The full set of amendments to New York’s data breach notification law enacted through the Stop Hacks and Improve Electronic Data Security (SHIELD) Act in July 2019 came into effect on March 21, 2020. The law now requires that any person or business that owns or licenses electronic data that contains “private information” of a New York resident have a data security program that includes minimum administrative, technical, and physical requirements to safeguard that information.

Other changes, which went into effect on October 23, 2019, expanded the definition of “private information” covered by the law and changed the threshold of unauthorized access that triggers data breach notification.

The SHIELD Act amendments create a special challenge for HIPAA-covered entities. The law deems such entities compliant by default with respect to electronic protected health information (ePHI); however, because New York data breach law as amended covers data elements linked to non-patients, HIPAA entities must ensure they are also compliant with respect to non-ePHI.

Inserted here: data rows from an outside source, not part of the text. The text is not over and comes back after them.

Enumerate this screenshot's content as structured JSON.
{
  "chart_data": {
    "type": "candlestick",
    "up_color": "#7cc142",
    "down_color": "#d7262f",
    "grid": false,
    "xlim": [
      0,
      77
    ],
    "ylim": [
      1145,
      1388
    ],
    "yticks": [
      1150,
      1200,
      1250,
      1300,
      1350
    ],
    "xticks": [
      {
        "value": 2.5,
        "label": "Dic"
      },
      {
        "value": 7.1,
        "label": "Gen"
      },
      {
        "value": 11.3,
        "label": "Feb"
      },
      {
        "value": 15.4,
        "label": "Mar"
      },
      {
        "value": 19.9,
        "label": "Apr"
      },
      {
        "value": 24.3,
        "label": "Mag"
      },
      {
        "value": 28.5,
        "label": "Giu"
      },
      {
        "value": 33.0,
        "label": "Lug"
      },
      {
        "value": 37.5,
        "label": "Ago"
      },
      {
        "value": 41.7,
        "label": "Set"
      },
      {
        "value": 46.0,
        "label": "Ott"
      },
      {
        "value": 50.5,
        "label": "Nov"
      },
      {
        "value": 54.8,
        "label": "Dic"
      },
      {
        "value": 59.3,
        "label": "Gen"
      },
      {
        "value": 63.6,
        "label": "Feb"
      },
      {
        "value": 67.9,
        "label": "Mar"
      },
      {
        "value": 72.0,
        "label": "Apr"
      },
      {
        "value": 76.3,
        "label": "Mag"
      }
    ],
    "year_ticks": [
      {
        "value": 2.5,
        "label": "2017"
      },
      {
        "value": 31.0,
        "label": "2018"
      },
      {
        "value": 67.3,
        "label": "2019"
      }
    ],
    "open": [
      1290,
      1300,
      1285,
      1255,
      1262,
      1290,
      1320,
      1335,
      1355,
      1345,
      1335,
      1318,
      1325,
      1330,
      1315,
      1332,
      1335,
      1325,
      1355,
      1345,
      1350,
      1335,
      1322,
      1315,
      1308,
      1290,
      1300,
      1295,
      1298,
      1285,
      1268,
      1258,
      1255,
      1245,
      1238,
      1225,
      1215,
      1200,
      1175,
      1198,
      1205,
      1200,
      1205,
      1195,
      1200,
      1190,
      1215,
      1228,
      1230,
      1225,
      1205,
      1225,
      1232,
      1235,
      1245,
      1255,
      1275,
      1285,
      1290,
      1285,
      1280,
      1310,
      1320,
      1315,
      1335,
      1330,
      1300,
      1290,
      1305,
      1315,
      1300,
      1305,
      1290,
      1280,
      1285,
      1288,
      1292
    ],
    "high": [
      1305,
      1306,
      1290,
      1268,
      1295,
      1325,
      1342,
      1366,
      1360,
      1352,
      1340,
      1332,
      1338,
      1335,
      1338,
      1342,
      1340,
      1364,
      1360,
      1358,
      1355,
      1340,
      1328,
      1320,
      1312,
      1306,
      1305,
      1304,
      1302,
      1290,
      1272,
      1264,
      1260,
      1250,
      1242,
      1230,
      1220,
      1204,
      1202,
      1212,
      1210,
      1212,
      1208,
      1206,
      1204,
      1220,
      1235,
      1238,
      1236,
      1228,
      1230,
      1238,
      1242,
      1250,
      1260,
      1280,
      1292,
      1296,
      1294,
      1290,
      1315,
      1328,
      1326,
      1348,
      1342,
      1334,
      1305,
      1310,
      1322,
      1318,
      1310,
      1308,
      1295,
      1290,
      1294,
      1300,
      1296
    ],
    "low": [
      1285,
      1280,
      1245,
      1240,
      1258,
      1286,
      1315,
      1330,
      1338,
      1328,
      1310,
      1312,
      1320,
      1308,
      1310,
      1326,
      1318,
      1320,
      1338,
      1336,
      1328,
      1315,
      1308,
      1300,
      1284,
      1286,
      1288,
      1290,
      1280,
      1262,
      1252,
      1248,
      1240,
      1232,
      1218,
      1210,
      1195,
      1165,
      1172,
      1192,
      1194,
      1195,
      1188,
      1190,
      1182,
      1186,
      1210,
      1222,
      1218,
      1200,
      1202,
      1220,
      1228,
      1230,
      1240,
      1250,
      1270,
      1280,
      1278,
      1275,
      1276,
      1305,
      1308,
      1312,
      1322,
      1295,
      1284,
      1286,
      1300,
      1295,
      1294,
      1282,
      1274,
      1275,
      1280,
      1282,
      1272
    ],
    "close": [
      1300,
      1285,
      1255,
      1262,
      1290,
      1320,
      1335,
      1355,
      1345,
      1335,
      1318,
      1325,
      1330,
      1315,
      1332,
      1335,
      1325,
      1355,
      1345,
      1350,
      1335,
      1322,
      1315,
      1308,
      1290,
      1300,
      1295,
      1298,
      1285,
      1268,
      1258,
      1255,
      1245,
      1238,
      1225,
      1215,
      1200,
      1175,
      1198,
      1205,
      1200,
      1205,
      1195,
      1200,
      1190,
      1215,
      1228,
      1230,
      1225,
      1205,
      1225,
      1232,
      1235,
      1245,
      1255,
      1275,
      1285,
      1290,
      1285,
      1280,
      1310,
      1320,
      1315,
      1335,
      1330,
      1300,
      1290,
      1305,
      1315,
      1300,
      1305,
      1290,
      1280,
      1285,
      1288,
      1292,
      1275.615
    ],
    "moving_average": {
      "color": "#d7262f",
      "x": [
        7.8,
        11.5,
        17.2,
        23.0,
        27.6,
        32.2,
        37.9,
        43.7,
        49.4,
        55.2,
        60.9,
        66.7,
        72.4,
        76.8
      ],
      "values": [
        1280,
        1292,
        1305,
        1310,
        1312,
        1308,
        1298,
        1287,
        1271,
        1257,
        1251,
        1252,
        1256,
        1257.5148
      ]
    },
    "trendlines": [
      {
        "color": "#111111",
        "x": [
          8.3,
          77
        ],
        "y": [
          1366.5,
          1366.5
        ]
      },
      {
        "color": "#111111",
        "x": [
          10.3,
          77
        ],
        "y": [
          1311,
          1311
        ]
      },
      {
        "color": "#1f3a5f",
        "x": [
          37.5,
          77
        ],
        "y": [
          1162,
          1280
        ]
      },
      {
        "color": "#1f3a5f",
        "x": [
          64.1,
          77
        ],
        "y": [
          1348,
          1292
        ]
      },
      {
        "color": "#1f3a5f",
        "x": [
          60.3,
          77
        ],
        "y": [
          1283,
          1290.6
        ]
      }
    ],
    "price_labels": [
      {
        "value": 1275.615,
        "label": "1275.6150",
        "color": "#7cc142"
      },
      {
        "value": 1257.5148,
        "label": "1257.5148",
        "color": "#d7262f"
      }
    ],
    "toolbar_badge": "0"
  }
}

New "Reasonable Security" Requirements

The SHIELD Act’s data security requirements are organized around the same categories as the HIPAA Security Rule, and incorporate many of the same principles, such as implementation of security and risk management processes, workforce training and management, and ensuring the security and integrity of protected information during transmission, transit, destruction, and disposal. They also require that persons or businesses subject to the law enter into contracts with service providers that handle the entity’s covered information, which guarantees the service provider will comply with the required security safeguards.

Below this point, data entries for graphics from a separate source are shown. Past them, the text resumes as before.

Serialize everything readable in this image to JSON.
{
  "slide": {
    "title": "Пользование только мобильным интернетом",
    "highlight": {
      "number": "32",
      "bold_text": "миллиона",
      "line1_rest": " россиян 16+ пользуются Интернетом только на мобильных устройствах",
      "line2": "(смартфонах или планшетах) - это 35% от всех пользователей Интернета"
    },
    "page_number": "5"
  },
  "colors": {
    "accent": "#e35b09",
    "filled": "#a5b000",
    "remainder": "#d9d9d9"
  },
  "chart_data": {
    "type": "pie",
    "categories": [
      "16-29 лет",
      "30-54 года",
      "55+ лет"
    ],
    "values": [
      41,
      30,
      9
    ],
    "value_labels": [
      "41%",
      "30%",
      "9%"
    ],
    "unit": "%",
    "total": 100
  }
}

Unlike HIPAA, however, the SHIELD Act does not require further limitation of the service provider’s use or disclosure of the protected information, or impose independent obligations upon the service provider.

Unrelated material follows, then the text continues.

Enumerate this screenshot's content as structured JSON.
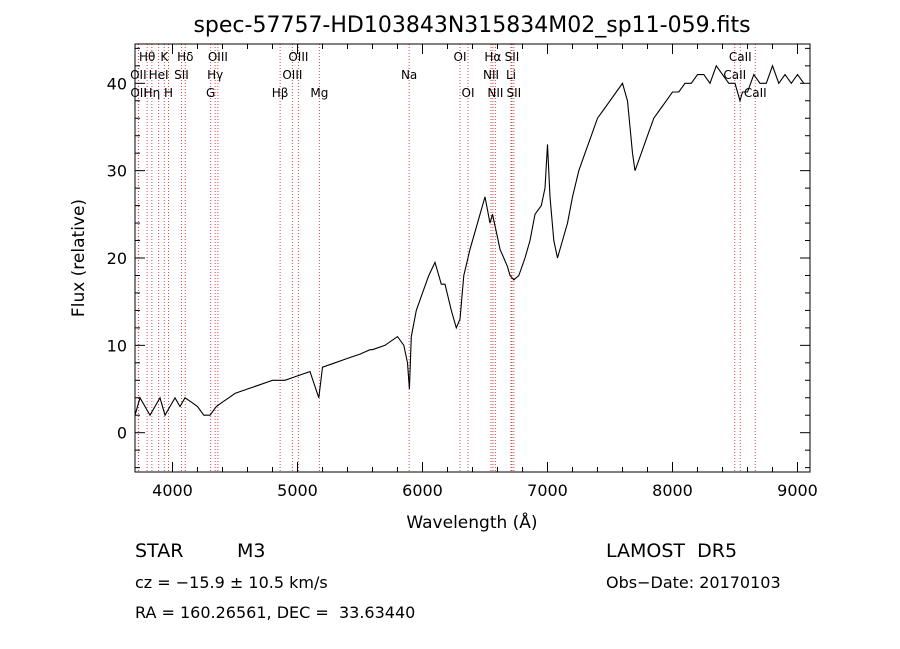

One key difference is that the measures set forth under the SHIELD Act are more flexible than the HIPAA Security Rule requirements—there are fewer elements and no specifically mandated actions. For example, while the HIPAA Security Rule includes standards or specifications for items such as system access control, facility access control, workstation use and security, device and media controls, a workforce sanction program for violations of security policies and procedures, regular information system activity reviews, workforce security, data isolation, internal incident reporting, contingency planning, and periodic program evaluations, the SHIELD Act does not have similar standards or specifications.

Entities that already are subject to, and in compliance with, the data security requirements of HIPAA are deemed in compliance with New York’s new reasonable security requirements. This carve-out could be read to generally relieve a HIPAA-covered entity or business associate from specific compliance with the New York law, but there remains some risk that the New York Attorney General could seek to narrowly interpret the HIPAA exemption as only applying to ePHI, and require compliance with the new reasonable security requirements for private information that is not subject to HIPAA.

Broader Definition of "Private Information" and Applicability

As a result of other changes introduced under the SHIELD Act, New York’s data breach law now broadly applies to healthcare entities—and other entities—nationwide that electronically maintain any covered “private information” of even a single New York resident.

The definition of “private information” was expanded to cover unique biometric information (e.g., an individual’s fingerprint, retina scan, voiceprint, etc.) and any financial account identifier that would provide access to the account. Unsecured usernames and e-mail addresses are now also in scope when in combination with a password or security question and answer that would permit access to the account.

Further, the original law’s requirement that a person or business must conduct business in New York State to be subject to its individual notice provisions was eliminated. Now, individual notice requirements are triggered for owners and licensees of electronic data that include any private information of a New York resident. If a business has no minimum contacts in New York, however, there may remain an argument that the business is not subject to the legislative jurisdiction of New York State.

Expanded Meaning of "Data Breach" and Notification Requirements

The SHIELD Act expanded the definition of data breach beyond unauthorized acquisition to also include unauthorized access to electronic data that compromises the security, confidentiality, or integrity of private information held by an in-scope entity. This fundamentally lowers the threshold for triggering the law’s data breach notification requirements, and brings it closer to the HIPAA breach notification standards, which are also triggered by either impermissible acquisition or access.

New York also changed the breach notification requirements that affect HIPAA-covered entities, which went into effect on October 23, 2019. First, a HIPAA-covered entity that is required to provide notice of a breach under HIPAA or HITECH—even if the breach does not involve “protected information” under New York’s data breach law—must also provide such notification to the New York Attorney General within five business days of notifying the Secretary of HHS. Second, a HIPAA-covered entity is exempted from the data breach law’s notice requirement for affected individuals if notice to those individuals must be provided pursuant to the breach notification requirements of HIPAA.

Impacts and Implications for Healthcare Entities

As a whole, the SHIELD Act reflects a growing trend among state data privacy and cybersecurity laws to expand both the scope of information covered and the circumstances under which businesses must disclose data breaches. Healthcare entities in particular may need to consider extending their HIPAA Security Rule framework to also cover protected “private information” that is not already regulated as ePHI, in order to reduce potential exposure under New York’s breach law should a security event occur.